Canarie, Canada’s Advanced Research and Innovation Network is slated to rollout a new program in March 2011 that will bring Canadian SMB’s (small to medium sized business) an advanced high speed broadband network for research and development.
The new program is called DAIR and it will initially be starting as an online program to assist Canadian ICT companies design and launch new products without the need to dish out a fortune for research, development and infrastructure. Canarie aims to improve Canada’s ICT sector which Jim Roche, Canarie CEO says is “underperformed compared to its global peers”. A problem that the Government of Canada is throwing a lot of hard cash at.
Canarie’s major investment comes from the Government of Canada (Industry Canada). It operates as a non-profit corporation that facilitates research across Canada and around the world. To put it simply, Canarie basically offers a dedicated network to connect innovators. They call it a research and innovation network.
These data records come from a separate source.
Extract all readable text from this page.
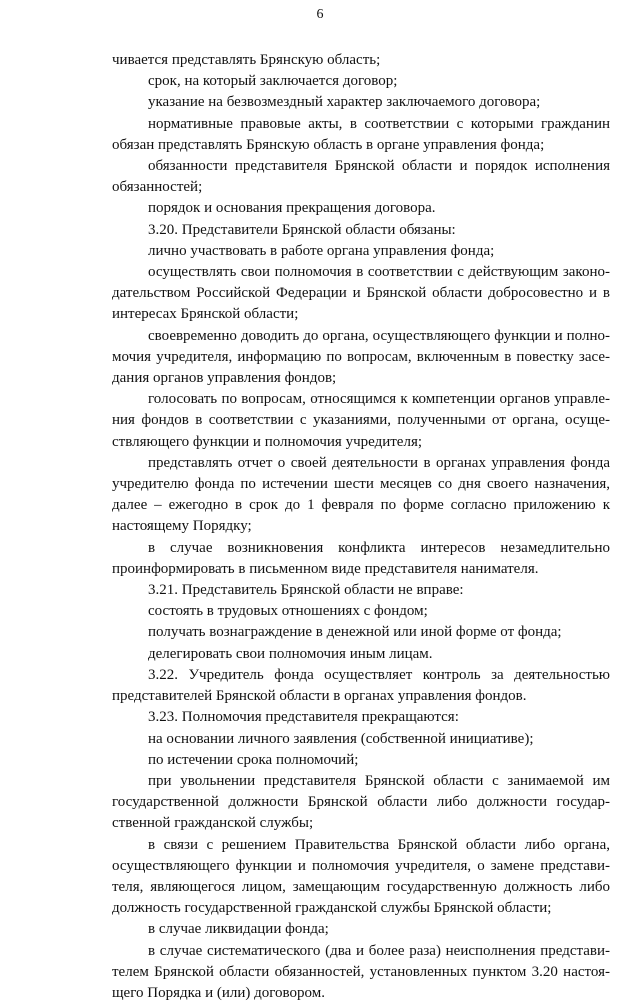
6

чивается представлять Брянскую область;

срок, на который заключается договор;

указание на безвозмездный характер заключаемого договора;

нормативные правовые акты, в соответствии с которыми гражданин обязан представлять Брянскую область в органе управления фонда;

обязанности представителя Брянской области и порядок исполнения обязанностей;

порядок и основания прекращения договора.

3.20. Представители Брянской области обязаны:

лично участвовать в работе органа управления фонда;

осуществлять свои полномочия в соответствии с действующим законодательством Российской Федерации и Брянской области добросовестно и в интересах Брянской области;

своевременно доводить до органа, осуществляющего функции и полномочия учредителя, информацию по вопросам, включенным в повестку заседания органов управления фондов;

голосовать по вопросам, относящимся к компетенции органов управления фондов в соответствии с указаниями, полученными от органа, осуществляющего функции и полномочия учредителя;

представлять отчет о своей деятельности в органах управления фонда учредителю фонда по истечении шести месяцев со дня своего назначения, далее – ежегодно в срок до 1 февраля по форме согласно приложению к настоящему Порядку;

в случае возникновения конфликта интересов незамедлительно проинформировать в письменном виде представителя нанимателя.

3.21. Представитель Брянской области не вправе:

состоять в трудовых отношениях с фондом;

получать вознаграждение в денежной или иной форме от фонда;

делегировать свои полномочия иным лицам.

3.22. Учредитель фонда осуществляет контроль за деятельностью представителей Брянской области в органах управления фондов.

3.23. Полномочия представителя прекращаются:

на основании личного заявления (собственной инициативе);

по истечении срока полномочий;

при увольнении представителя Брянской области с занимаемой им государственной должности Брянской области либо должности государственной гражданской службы;

в связи с решением Правительства Брянской области либо органа, осуществляющего функции и полномочия учредителя, о замене представителя, являющегося лицом, замещающим государственную должность либо должность государственной гражданской службы Брянской области;

в случае ликвидации фонда;

в случае систематического (два и более раза) неисполнения представителем Брянской области обязанностей, установленных пунктом 3.20 настоящего Порядка и (или) договором.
With DAIR, companies can utilize Canarie’s high speed fibre-optic broadband network that is already being used by over 40,000 researchers in more than 225 Canadian universities and colleges. This government funded corporation expects their DAIR program will give Canada’s ICT companies a major boost and they hope it will drive a flood of high-tech applications in Canada.
Canarie’s program DAIR, will run on a dedicated portion of it’s high-speed network and will include features such as wireless and VPN (virtual private network) access, cloud-based computing, on-demand provisioning and instant scalability.
Here’s the skinny.. The pilot is open to everyone however depending on the demand of the program, Canarie may be required to limit the number of users. Small to medium sized companies pay nothing for the duration of the DAIR program although if there’s a huge demand for the service, and I’m sure there will be, Canarie may need to recover costs if it evolves on a larger scale after 2012. Canarie even covers support and training for company staff in order to ensure the supplied hardware is being used properly in test environments. And lastly, all a company will require on their end is a VPN client or a VPN firewall.
CANARIE’s DAIR Program has the potential to unleash a tsunami of high-tech applications,” said Bernard Courtois, President and CEO of the Information Technology Association of Canada (ITAC). “It is a tremendous resource for smaller ICT companies who have limited financial resources but unlimited technical creativity and market insight.
This is incredibly great news for companies that can’t afford the astronomical costs of research & development, let alone broadband costs. It’s also fantastic for Canada and may spark tons of new exciting technology that may have never been without the help of DAIR. What do you think? Pretty exciting stuff right?